We’ve had so much success with brined chops that I’ve been looking through a few other brines to try them out. This was good, but too sweet for me. If you like sweet with a nice hint of spice, you would probably really enjoy this. I mean, I didn’t leave anything on the plate. 😉 We had this with our squash tossed with some of our dill and chives, and some corn we picked up. Will be corn season in Virginia soon!! 🙂
The more we try different recipes, the more I think pork chops are pretty much my favorite thing on the grill. And this was probably my favorite recipe to date. The only thing I’d change is to add more garlic and sage to the rub next time…and it is still great as is! Otherwise…awesome! We served this with some grilled squash and cucumber and black eyed pea salad.
So this was great. Probably we’re just enamored with any good pork chop recipes right now, but this is seriously worth a go. I like how adjustable it is. I actually think the “sauce/vinagrette” would be even better over fish, so I’ll use it again for that. We served this with steamed broccoli and tomato and black bean quinoa.

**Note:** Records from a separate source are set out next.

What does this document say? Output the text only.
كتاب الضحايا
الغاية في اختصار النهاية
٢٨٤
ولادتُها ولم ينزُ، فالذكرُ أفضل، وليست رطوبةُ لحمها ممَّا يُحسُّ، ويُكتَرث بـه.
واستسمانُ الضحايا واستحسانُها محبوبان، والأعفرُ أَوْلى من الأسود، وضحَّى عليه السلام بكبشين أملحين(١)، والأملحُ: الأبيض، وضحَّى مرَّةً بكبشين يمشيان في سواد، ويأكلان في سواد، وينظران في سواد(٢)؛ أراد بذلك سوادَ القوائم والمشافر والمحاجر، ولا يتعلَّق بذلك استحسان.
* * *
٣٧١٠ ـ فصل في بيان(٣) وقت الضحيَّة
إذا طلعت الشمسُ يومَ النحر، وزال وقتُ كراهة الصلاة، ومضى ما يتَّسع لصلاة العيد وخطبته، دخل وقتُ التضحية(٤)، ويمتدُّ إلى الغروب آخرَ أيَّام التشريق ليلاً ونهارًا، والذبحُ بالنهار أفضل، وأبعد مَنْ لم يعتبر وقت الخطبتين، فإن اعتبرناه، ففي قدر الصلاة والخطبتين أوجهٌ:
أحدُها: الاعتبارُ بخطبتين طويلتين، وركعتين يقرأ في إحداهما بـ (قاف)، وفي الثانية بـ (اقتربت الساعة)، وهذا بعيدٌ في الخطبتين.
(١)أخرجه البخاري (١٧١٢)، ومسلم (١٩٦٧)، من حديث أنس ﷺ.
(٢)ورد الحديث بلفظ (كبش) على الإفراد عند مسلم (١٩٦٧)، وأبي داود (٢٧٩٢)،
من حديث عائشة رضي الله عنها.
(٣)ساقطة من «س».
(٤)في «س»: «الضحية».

This wasn’t a bad crock pot recipe, and is worth trying again. It originally came from Skinnytaste, and needed some extra seasoning. But through no fault of the recipe, I managed to grab the wrong kind of roast by accident. So it was a lot saucier/more watery than originally intended. If I hadn’t been so lazy, I probably would have bothered to thicken the sauce, but it was fine as is. Definitely has potential with more seasoning – I think some veggies in with the roast would be great as well. We served this with steamed asparagus.
So I hesitate to call this a recipe, but really, it’s delish. And you could make your own salsa verde and then it’s a LITTLE more recipe-like. 😉 Regardless, it’s awesome, jars or homemade or whatever. I would say this just became a favorite for both of us.
This was an awesome weeknight meal! I happened to have a jar of Trader Joe’s salsa verde on hand (my favorite jarred salsa!), so this was a done deal. The pork we had in the freezer was a loin roast, so a bit of a pain to butterfly (largely because I’m not that good at it), but worth the trouble. Very simple and really, really tasty. We had this with some simple steamed green beans tossed with the Penzeys Ruth Ann’s mix – we’re addicted to this one on *everything.* The combo was great. The pork recipe came from Chow and I didn’t do anything differently. I might double the mustard next time, just because we love mustard, but really it’s not necessary.
This was another good CL recipe, though I substituted a pork loin roast rather than Boston butt because that’s what I had on hand. Probably a hair more dry than I would have liked it in part because of that (I didn’t remember to adjust the cooking time for a loin), but still quite good. I also substituted white wine for half of the chicken broth and thought that helped the flavor a little bit. The original recipe required a pressure cooker, but I did it in a dutch oven and it was fine. We had this for New Years Day dinner with black eyed peas and braised brussels sprouts.